In situations of “governance gaps” (multiple actors are unable or unwilling to effectively protect human rights), shared responsibility might be a useful framework to better allocate international responsibility among multiple actors. With regard to the 2022 World Cup, Qatar, FIFA and Switzerland have contributed to a single harmful and undesirable outcome (systematic abuses of the rights of migrant workers) that took a variety of forms (discrimination, unlawful restrictions to freedom of movement, violations of the right to work, the right to health and the right to be free from forced labor, non-access to justice). However, they did not act as a collective entity (human right abuses do not result from instructions jointly issued) and they are not bound by the same obligations (Qatar had a duty to protect human rights in its territory, Switzerland did not provide access to justice to rights holders to claim reparations from a Swiss private entity (FIFA), and FIFA failed to exercise proper leverage before and after the selection of Qatar as the host State of the 2022 World Cup). Nonetheless, each of the actors were fully aware of the consequences of the lack of prevention and punishment of the recurrent wrongful conducts.

As Qatar and Switzerland are responsible in respect to the same injury, I believe both of them have the obligation to provide reparation. Furthermore, the responsibility of each of the states will not be diminished by the involvement of the other state2) (diffusion of responsibility has to be prevented).

With regard to the exercise of jurisdiction, it seems Qatar faces huge difficulties to properly address the claims of the migrant workers. Thus, the possibilities for migrant workers to obtain reparation before Qatar’s national courts seem non-existent at this time. Concerning the jurisdiction of international courts, it is likely that migrant workers could only be able to access the European Court of Human Rights for the breach of the due diligence obligation of Switzerland. The absence of regional human rights courts in Asia leaves only the (highly unlikely) possibility that the home states of migrant workers  (Bangladesh, Nepal, Philippines, etc.) exercise diplomatic protection and claim reparation on their behalf before an international court.

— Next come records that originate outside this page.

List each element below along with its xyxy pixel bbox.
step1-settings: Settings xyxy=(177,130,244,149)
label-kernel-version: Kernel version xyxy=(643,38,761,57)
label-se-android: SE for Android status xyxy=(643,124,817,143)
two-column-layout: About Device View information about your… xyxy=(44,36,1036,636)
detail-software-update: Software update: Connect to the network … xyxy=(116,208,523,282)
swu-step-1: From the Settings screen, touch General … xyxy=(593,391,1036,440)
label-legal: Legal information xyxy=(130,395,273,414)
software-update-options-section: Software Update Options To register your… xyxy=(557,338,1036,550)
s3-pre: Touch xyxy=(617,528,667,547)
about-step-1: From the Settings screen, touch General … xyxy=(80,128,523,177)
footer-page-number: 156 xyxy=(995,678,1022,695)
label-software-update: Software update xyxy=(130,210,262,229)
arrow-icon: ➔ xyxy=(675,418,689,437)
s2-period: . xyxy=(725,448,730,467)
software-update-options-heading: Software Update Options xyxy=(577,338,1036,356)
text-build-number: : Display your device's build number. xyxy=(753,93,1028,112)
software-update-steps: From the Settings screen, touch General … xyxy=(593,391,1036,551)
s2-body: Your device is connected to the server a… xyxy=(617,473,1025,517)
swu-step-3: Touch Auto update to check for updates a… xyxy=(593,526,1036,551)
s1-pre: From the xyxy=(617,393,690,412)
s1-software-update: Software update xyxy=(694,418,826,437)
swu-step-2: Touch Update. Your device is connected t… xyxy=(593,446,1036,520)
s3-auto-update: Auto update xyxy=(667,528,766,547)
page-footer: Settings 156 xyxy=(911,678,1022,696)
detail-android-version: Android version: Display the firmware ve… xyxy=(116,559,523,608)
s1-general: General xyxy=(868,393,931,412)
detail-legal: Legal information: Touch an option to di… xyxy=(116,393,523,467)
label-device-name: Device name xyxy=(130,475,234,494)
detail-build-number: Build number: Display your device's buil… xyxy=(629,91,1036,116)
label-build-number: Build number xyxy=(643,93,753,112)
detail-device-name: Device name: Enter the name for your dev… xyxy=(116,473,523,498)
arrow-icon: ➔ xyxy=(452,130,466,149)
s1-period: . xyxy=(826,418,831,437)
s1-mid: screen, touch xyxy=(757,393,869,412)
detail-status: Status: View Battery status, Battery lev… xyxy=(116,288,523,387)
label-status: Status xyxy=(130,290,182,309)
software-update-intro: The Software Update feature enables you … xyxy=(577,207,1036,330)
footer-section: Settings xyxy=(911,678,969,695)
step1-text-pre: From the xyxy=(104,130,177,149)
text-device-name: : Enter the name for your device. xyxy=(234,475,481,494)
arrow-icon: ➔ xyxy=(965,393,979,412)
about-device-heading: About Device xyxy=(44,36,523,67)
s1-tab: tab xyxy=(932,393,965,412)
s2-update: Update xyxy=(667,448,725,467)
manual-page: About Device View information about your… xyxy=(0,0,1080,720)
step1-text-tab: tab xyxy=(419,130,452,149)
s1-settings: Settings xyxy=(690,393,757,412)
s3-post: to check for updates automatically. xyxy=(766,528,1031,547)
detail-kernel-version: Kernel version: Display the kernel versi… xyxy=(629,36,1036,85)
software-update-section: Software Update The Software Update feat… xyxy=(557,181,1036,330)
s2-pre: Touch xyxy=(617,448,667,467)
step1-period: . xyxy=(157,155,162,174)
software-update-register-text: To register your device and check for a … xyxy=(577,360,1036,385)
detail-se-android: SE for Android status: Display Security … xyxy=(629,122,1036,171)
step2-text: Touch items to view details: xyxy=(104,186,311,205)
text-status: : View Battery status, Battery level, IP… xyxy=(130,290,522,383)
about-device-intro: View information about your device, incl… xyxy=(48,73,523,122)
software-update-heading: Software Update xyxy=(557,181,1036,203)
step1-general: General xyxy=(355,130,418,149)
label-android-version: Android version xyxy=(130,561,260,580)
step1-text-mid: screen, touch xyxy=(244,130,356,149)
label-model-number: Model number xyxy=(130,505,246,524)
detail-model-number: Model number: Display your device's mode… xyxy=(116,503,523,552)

It is though more difficult to address a shared responsibility between both States and FIFA. As mentioned above, no primary rules of International Law are per se binding on FIFA (despite the breach of its soft law obligation of due diligence). The absence of any “hard direct corporate responsibility”3) entails that FIFA has no direct human rights obligations under International Law.

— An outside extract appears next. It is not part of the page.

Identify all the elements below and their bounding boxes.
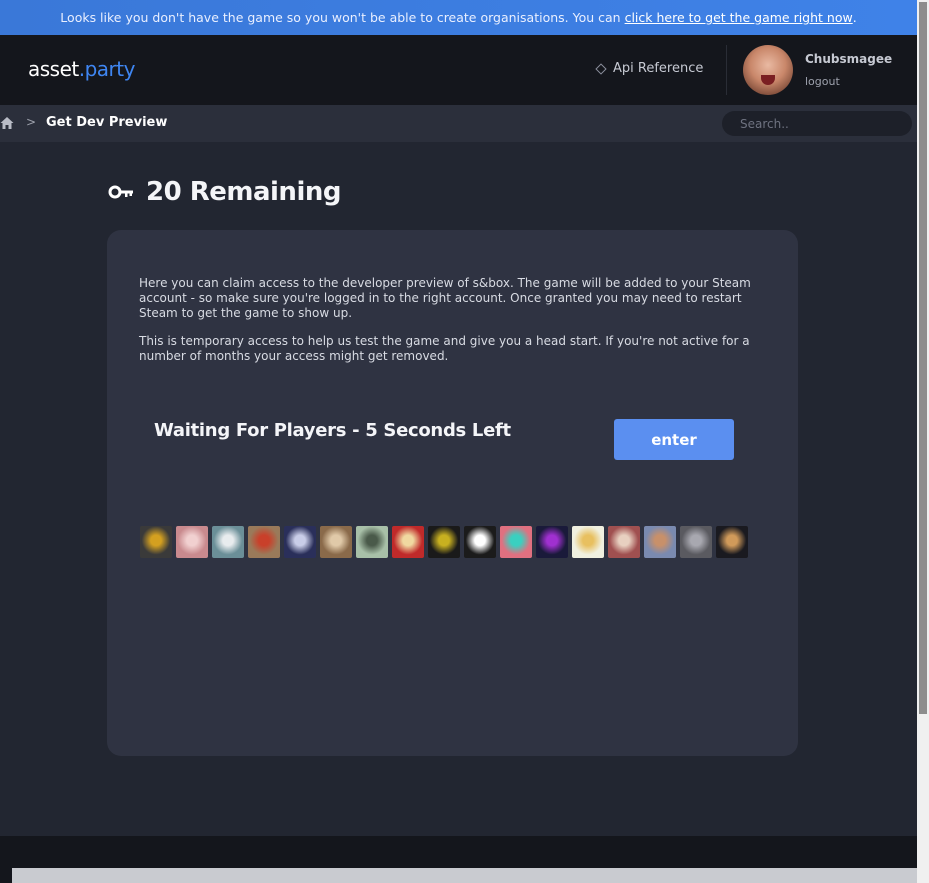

Consequently, trying to establish and to hold private entities responsible for human rights abuses to which they have contributed is exasperatingly difficult. The non-existence of binding international rules on the matter diverts the discussion towards state responsibility and highlights the limited possibilities to activate human rights enforcement mechanisms. Many are the obstacles standing in the way of the victims. While, the impact of public shaming by NGOs on the reputation of the actors involved could be significant, much remains to be done in order to ensure the protection of the migrant workers in Qatar.

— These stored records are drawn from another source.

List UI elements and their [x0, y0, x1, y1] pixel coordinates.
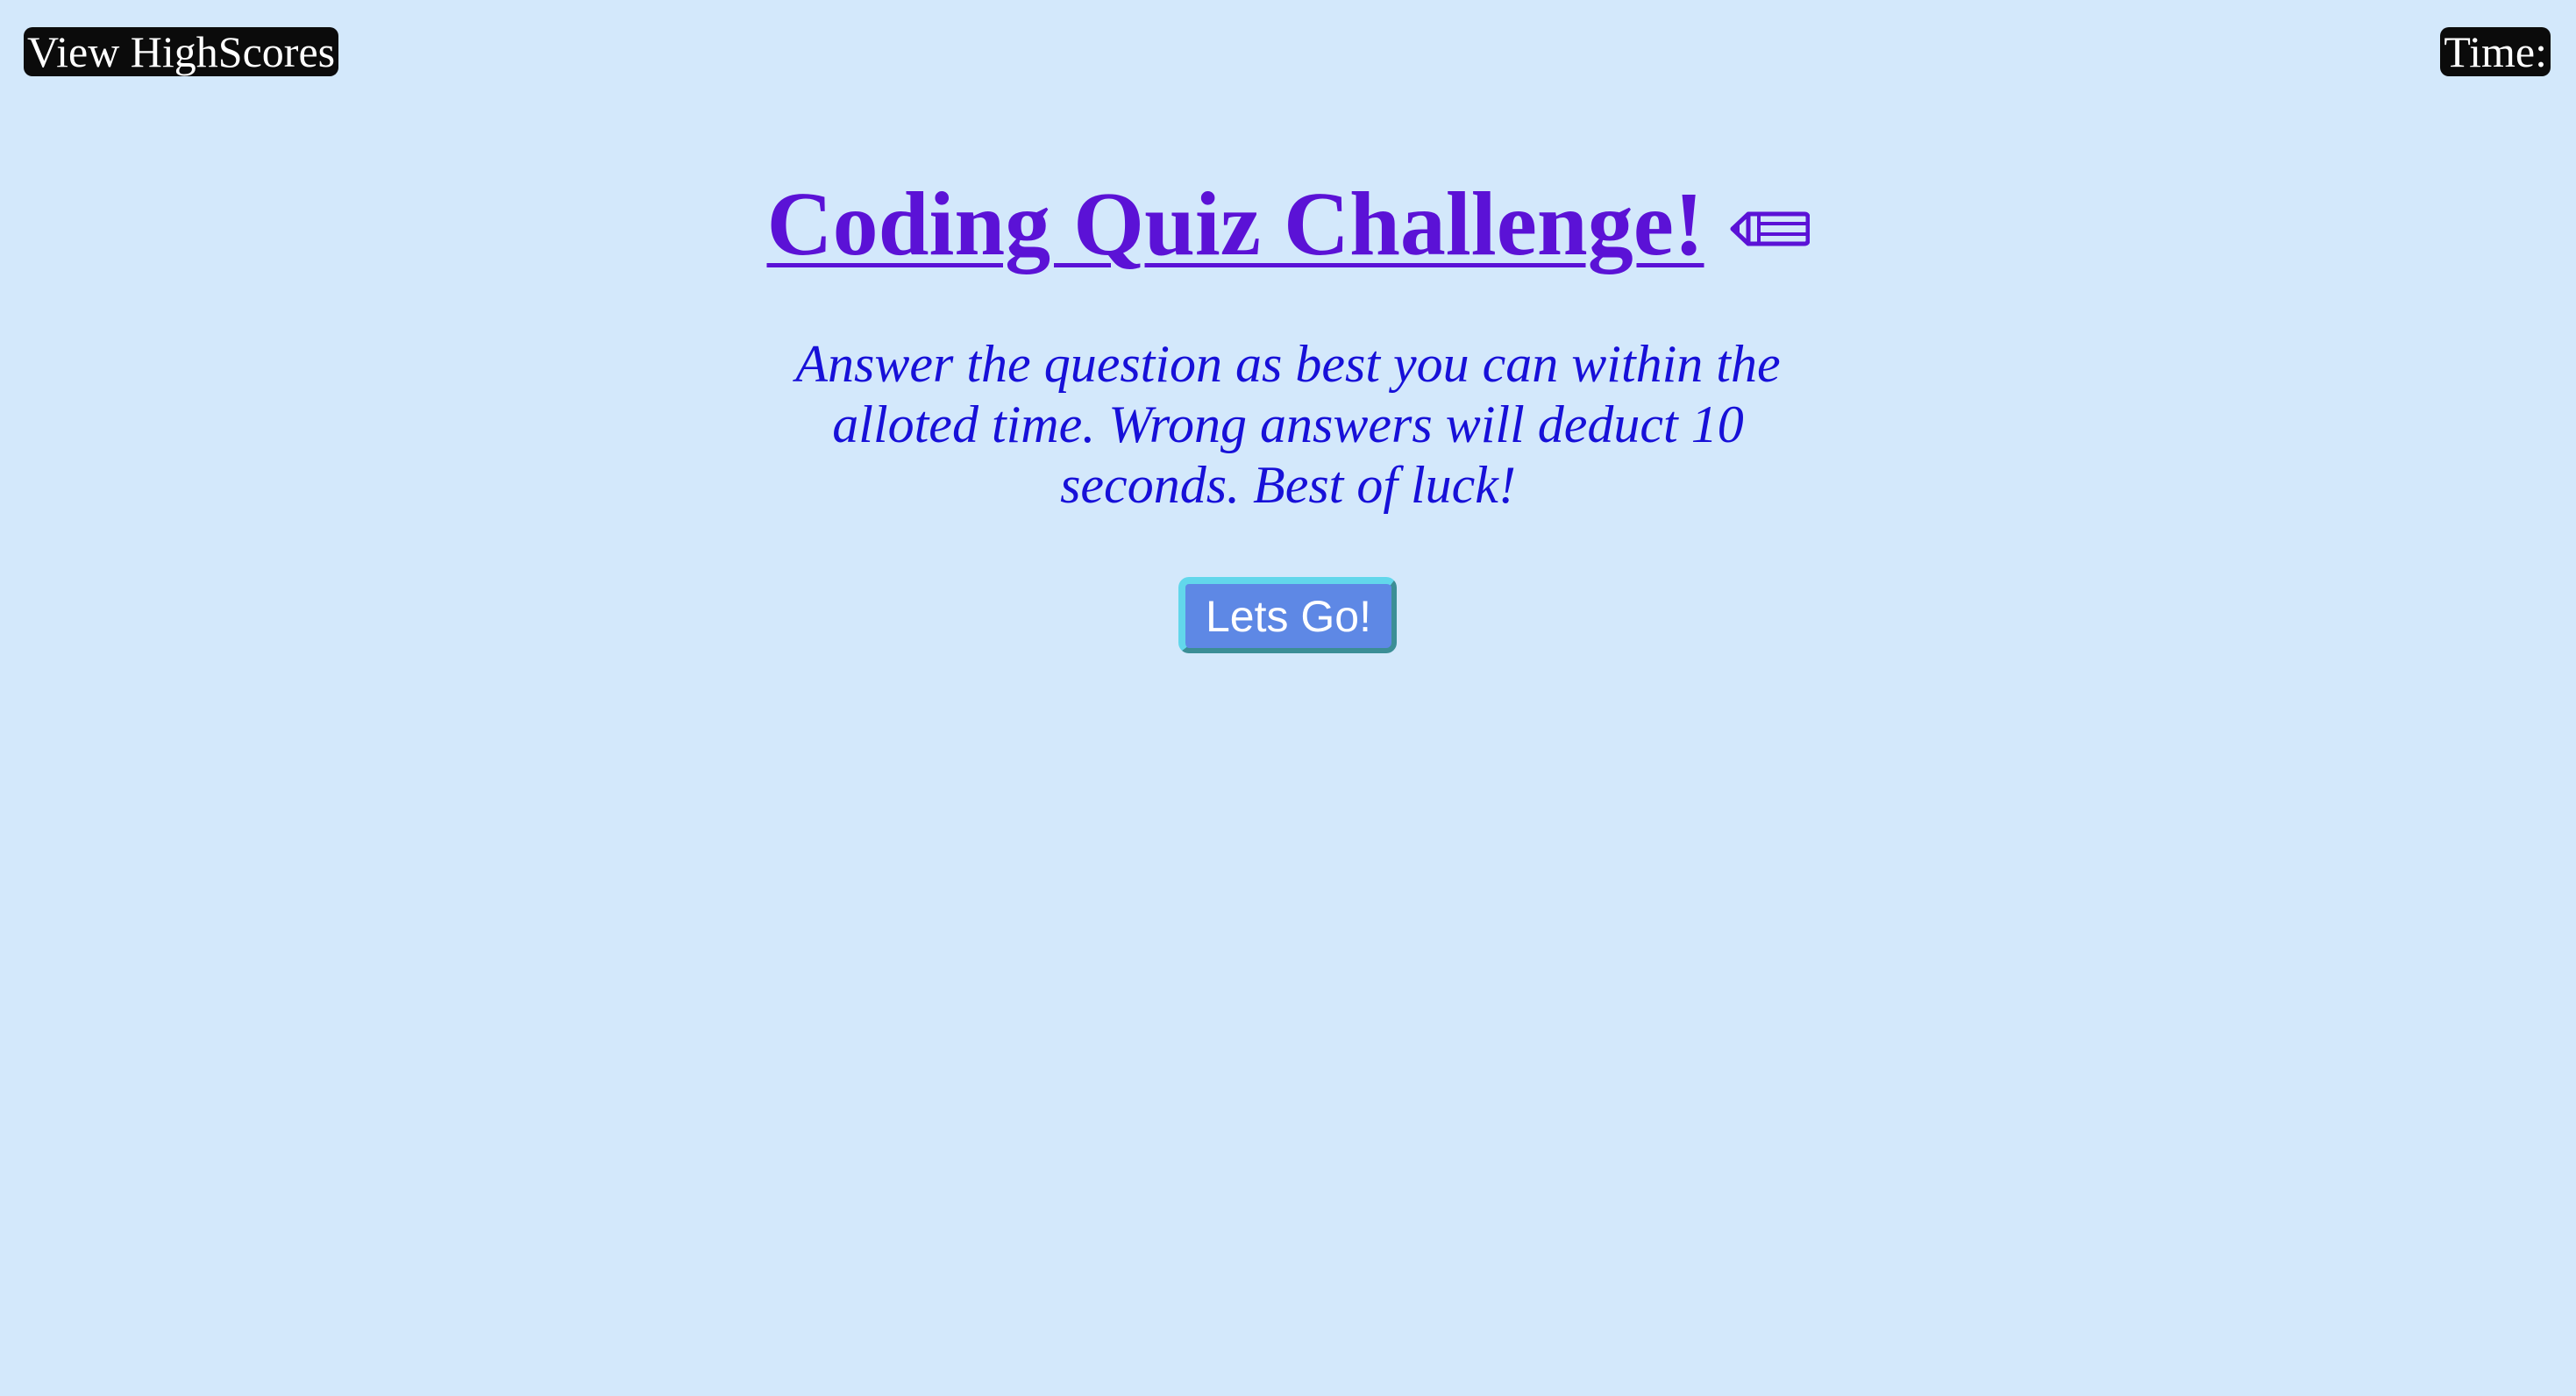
pencil-icon	[1730, 211, 1810, 246]
quiz-instructions: Answer the question as best you can with…	[795, 335, 1781, 514]
page-title-text: Coding Quiz Challenge!	[766, 174, 1704, 274]
view-highscores-link[interactable]: View HighScores	[24, 27, 339, 76]
timer-display: Time:	[2440, 27, 2551, 76]
start-quiz-button[interactable]: Lets Go!	[1178, 577, 1397, 653]
page-title: Coding Quiz Challenge!	[0, 167, 2576, 281]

1 B. W. Bean, “FIFA – Where Crime pays” in M. Breuer and D. Forrest (Ed.), The Palgrave Handbook on the Economics of Manipulation in Sports, Palgrave McMillan, Cham, 2018, p. 305.
2 A. Nollkaemper, “Issues of Shared Responsibility before the International Court of Justice”, in E. Rieter/H. de Waele (Ed.), Evolving Principles of International Law. Studies in Honour of Karel C. Wellens, Brill/Nijhoff, 2012, p. 205.
3 E. De Brabandere, “Non-State Actors and Human Rights. Corporate Responsibility and the Attempts to Formalize the Role of Corporations as Participants in the International Legal System”, in J. d’Aspremont (Ed.), Participants in the International Legal System: Multiple Perspectives on Non-State Actors in International Law, Routledge, 2011, p. 274. See also C. M. Bailliet, “What is Become to Human Rights International Order in an Age of Neo-Medievalism?”, in C. M. Bailliet (Ed.), Non-State Actors, Soft Law and Protective Regimes: From the Margins, Cambridge University Press, 2012, pp. 120-123.